The investigators proposed that lower HCV load with a nevirapine regimen may explain the better response to anti-HCV therapy in people taking a nevirapine-based antiretroviral regimen. They explained that HIV can induce HCV replication through TGF-beta1, which the liver produces in response to proinflammatory cytokines. Research has associated nevirapine with higher decreases in expression of TNF-alpha receptor than are achieved with other antiretrovirals [2], and the Spanish team proposed this might decrease TGF-beta1 secretion in the liver and thereby reduce HCV replication.

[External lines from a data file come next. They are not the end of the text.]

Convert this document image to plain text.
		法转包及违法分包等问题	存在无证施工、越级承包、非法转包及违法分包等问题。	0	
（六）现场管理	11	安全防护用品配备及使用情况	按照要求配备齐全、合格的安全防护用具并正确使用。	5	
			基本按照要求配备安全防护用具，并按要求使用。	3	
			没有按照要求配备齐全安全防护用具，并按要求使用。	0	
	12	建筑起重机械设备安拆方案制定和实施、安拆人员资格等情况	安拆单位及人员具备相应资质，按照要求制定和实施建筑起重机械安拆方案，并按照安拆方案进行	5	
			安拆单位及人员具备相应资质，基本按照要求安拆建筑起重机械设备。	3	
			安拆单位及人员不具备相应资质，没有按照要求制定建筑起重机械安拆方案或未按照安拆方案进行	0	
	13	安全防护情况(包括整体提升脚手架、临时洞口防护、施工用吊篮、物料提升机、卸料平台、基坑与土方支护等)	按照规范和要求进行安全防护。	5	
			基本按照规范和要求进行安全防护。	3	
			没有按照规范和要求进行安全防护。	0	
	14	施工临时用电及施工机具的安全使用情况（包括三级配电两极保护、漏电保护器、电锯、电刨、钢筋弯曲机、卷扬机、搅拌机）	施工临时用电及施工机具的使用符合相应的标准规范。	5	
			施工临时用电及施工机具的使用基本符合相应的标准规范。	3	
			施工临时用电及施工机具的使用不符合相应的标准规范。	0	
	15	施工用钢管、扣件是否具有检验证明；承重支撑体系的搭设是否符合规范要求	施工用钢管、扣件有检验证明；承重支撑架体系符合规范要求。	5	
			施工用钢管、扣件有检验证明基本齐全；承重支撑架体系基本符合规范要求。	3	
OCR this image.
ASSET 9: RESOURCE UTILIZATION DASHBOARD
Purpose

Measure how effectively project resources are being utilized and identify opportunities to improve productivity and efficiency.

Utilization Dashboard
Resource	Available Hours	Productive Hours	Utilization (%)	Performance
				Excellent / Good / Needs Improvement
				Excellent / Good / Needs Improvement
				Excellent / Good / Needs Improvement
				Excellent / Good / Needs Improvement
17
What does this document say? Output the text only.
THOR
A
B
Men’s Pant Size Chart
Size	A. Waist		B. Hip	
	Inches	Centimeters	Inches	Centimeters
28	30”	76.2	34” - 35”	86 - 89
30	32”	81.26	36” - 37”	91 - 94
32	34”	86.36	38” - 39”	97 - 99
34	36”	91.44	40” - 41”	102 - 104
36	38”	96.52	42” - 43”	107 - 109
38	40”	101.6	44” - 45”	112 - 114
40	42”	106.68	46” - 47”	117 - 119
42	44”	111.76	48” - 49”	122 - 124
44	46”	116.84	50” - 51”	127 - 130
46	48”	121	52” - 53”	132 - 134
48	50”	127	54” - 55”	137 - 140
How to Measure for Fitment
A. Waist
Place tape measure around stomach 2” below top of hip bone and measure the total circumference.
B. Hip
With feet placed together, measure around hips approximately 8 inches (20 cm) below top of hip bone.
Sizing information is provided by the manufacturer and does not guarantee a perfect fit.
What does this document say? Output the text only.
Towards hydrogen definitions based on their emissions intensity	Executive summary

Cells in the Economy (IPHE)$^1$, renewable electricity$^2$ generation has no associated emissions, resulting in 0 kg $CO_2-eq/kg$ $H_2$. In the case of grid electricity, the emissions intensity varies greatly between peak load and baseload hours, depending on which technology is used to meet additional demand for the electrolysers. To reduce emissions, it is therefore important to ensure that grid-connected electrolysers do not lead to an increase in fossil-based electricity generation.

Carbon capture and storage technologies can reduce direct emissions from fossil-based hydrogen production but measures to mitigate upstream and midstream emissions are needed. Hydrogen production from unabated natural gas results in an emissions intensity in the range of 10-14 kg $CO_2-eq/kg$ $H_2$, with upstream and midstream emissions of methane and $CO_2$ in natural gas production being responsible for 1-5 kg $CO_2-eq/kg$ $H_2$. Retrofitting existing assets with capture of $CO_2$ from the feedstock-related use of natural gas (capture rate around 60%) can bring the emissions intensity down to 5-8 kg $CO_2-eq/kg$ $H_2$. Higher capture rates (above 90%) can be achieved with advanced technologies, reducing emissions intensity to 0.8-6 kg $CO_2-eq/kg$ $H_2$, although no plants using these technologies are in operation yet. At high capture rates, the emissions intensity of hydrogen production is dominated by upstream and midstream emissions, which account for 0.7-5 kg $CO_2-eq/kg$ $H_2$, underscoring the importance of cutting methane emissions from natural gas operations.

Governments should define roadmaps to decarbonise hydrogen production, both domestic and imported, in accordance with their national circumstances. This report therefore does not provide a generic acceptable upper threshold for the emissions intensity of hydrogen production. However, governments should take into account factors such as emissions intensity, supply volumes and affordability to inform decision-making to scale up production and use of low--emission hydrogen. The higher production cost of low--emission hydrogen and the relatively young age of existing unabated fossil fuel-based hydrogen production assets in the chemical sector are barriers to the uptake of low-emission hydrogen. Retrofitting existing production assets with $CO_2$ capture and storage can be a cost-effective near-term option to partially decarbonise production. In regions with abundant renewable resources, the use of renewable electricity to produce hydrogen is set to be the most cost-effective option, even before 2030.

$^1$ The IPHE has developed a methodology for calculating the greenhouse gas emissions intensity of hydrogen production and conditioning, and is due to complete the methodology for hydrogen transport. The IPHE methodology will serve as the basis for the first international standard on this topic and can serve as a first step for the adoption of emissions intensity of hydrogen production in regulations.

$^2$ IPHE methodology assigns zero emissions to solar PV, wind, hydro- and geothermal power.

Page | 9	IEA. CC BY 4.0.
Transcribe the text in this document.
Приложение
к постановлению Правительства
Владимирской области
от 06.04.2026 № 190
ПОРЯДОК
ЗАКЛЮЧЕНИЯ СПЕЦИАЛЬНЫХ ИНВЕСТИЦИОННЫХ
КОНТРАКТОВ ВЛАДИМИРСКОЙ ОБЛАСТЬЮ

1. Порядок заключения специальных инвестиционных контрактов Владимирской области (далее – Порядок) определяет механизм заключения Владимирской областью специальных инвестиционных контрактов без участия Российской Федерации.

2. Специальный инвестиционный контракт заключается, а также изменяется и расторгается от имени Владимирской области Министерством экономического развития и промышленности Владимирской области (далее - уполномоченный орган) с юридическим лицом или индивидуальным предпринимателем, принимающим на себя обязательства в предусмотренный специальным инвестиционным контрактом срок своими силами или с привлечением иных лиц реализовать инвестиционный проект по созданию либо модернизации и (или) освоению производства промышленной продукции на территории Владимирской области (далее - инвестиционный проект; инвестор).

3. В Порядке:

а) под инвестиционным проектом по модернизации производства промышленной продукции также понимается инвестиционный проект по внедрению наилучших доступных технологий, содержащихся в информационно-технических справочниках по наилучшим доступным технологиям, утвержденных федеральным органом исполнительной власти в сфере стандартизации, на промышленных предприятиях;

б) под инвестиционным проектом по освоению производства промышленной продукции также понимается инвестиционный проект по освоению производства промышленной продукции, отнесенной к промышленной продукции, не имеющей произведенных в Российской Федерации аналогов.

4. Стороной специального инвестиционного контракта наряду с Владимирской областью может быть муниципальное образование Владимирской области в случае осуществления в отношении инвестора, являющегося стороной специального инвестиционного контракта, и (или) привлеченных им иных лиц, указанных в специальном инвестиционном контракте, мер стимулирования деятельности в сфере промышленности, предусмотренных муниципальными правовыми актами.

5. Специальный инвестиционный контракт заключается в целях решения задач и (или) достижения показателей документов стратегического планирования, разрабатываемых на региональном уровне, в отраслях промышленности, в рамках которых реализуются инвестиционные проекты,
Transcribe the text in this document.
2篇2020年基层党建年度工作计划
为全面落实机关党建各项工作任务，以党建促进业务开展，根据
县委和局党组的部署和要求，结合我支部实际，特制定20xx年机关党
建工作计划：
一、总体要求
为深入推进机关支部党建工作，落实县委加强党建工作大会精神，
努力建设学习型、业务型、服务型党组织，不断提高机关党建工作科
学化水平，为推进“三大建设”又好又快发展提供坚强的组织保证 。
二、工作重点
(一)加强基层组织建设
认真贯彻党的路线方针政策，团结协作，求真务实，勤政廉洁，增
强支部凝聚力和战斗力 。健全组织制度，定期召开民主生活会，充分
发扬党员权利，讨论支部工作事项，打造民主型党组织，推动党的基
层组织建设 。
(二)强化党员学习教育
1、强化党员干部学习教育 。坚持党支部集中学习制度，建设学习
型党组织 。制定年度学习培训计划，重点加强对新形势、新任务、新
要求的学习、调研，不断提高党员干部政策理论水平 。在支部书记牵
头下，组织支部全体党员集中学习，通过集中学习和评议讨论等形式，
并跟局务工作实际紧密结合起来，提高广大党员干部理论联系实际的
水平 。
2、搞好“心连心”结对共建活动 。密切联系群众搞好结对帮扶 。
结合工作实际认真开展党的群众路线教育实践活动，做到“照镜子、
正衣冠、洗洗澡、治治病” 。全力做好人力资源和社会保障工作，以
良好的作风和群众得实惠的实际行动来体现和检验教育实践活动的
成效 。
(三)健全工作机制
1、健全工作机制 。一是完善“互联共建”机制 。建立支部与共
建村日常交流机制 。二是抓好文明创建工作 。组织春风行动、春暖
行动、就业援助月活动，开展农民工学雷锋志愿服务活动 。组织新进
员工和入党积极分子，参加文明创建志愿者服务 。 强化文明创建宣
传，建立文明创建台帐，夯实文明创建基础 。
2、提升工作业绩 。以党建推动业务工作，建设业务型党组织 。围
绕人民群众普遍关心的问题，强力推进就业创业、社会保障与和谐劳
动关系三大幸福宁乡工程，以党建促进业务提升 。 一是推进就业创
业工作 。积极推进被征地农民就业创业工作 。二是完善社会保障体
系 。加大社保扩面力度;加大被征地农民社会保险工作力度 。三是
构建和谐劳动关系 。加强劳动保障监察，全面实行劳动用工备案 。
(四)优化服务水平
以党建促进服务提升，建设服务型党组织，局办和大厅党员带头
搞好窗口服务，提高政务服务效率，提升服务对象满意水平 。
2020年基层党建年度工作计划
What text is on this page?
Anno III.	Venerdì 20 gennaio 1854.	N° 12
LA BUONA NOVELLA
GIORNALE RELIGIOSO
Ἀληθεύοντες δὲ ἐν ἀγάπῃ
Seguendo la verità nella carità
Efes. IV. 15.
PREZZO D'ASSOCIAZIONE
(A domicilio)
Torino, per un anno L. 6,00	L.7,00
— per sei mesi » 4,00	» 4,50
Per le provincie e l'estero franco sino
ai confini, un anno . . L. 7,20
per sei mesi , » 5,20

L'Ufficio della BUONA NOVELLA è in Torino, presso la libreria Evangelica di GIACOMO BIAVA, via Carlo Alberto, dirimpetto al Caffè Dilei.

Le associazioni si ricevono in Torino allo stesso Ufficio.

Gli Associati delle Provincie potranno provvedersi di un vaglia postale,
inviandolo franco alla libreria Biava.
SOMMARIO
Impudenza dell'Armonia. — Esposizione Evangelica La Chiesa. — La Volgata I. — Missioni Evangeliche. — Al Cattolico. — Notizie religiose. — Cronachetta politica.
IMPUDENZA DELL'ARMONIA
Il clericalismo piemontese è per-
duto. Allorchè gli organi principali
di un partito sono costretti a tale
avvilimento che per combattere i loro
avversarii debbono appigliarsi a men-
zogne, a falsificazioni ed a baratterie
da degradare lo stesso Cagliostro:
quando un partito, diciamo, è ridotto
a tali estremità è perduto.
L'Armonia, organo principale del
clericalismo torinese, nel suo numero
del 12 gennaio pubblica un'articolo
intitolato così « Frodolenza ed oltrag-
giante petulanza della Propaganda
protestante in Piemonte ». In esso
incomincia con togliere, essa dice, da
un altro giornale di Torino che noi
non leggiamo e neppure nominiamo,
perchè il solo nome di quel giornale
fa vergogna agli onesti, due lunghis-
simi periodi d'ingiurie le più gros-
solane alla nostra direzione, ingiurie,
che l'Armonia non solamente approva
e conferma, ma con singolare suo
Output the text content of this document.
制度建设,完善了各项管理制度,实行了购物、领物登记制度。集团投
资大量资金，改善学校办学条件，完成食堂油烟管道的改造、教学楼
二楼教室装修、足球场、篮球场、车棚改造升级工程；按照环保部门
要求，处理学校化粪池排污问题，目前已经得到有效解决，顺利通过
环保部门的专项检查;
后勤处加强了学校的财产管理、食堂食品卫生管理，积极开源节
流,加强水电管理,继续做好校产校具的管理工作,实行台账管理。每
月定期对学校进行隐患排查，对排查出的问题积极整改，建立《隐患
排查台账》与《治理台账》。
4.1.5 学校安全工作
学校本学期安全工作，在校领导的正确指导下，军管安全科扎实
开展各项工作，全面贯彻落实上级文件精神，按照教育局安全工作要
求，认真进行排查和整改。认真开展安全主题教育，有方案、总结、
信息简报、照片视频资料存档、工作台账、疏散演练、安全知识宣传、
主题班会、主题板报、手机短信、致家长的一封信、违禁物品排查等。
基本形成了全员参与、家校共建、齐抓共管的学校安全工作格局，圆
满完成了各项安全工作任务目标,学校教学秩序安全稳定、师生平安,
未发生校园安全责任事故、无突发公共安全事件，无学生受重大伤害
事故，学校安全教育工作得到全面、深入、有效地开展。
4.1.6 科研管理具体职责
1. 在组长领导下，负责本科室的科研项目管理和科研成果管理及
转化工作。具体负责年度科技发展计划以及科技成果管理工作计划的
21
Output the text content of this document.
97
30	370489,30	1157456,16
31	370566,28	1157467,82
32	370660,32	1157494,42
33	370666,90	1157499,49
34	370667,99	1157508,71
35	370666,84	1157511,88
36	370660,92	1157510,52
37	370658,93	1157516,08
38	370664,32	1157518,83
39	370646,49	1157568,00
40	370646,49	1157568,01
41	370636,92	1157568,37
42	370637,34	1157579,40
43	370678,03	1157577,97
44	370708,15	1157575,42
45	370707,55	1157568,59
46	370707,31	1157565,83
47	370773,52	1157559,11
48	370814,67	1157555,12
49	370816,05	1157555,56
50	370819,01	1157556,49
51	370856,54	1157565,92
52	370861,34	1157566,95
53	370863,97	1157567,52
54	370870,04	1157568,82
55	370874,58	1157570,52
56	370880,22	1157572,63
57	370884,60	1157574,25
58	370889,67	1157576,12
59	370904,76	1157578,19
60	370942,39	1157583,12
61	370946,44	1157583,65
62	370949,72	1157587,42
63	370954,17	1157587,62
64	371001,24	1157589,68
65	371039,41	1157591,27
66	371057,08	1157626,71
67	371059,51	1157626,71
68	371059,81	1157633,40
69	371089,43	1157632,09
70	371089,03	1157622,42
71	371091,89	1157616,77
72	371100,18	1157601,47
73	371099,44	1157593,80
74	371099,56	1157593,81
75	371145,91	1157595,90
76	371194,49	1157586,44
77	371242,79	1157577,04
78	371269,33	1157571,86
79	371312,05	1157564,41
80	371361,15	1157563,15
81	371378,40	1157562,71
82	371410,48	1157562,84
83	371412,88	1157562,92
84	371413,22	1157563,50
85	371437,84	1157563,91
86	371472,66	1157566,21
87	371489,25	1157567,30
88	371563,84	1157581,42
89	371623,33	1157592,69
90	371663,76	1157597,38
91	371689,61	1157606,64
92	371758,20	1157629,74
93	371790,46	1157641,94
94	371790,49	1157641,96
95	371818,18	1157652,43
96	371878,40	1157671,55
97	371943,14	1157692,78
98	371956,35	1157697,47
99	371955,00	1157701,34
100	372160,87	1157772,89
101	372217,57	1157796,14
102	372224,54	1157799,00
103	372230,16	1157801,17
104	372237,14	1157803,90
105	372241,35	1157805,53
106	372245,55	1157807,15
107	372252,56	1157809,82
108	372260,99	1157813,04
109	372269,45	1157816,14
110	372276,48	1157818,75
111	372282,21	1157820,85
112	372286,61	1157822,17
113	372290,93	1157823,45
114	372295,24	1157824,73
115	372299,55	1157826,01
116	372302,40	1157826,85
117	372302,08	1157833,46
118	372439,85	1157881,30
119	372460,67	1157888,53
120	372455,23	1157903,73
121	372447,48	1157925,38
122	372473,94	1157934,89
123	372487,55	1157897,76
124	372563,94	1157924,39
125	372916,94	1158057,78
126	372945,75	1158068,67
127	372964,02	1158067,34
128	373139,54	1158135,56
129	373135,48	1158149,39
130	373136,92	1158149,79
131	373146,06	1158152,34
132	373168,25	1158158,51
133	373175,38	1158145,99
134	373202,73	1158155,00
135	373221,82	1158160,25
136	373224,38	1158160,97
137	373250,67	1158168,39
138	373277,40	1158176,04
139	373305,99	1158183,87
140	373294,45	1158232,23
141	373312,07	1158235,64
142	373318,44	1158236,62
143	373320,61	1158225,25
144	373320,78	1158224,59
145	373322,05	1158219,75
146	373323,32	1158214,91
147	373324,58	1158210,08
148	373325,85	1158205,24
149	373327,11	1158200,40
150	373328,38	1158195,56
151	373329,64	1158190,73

Session cochair and HIV/HCV expert Juergen Rockstroh suggested that in a study group of this size, multivariate analysis may not be able to correct for the distinct liver disease progression differences between the nevirapine group and the lopinavir group. He proposed that a matched-pair analysis may afford further insight into the relative value of nevirapine versus lopinavir/ritonavir in people starting PEG-IFN/RBV. Nevirapine must be used with caution in HCV-infected people because liver toxicity is among its best-documented side effects [3,4], especially in the first 10 weeks of therapy.

References

1. Mira JA, Lopez-Cortes LF, Vispo E, et al. Concomitant nevirapine therapy is associated with higher efficacy of pegylated interferon plus ribavirin among HIV/hepatitis C virus-coinfected patients. XVIII International AIDS Conference. July 18-23, 2010. Vienna. Abstract TUAB0101.

2. Virgili N, Fisac C, Martinez E, Ribera E, Gatell JM, Podzamczer D. Proinflammatory cytokine changes in clinically stable, virologically suppressed, HIV-infected patients switching from protease inhibitors to abacavir. J Acquir Immune Defic Syndr. 2009;50:552-553.

3. Macias J, Castellano V, Merchante N, et al. Effect of antiretroviral drugs on liver fibrosis in HIV-infected patients with chronic hepatitis C: harmful impact of nevirapine. AIDS. 2004;18:767-774.

4. Almond LM, Boffito M, Hoggard PG, et al. The relationship between nevirapine plasma concentrations and abnormal liver function tests. AIDS Res Hum Retroviruses. 2004;20:716-722.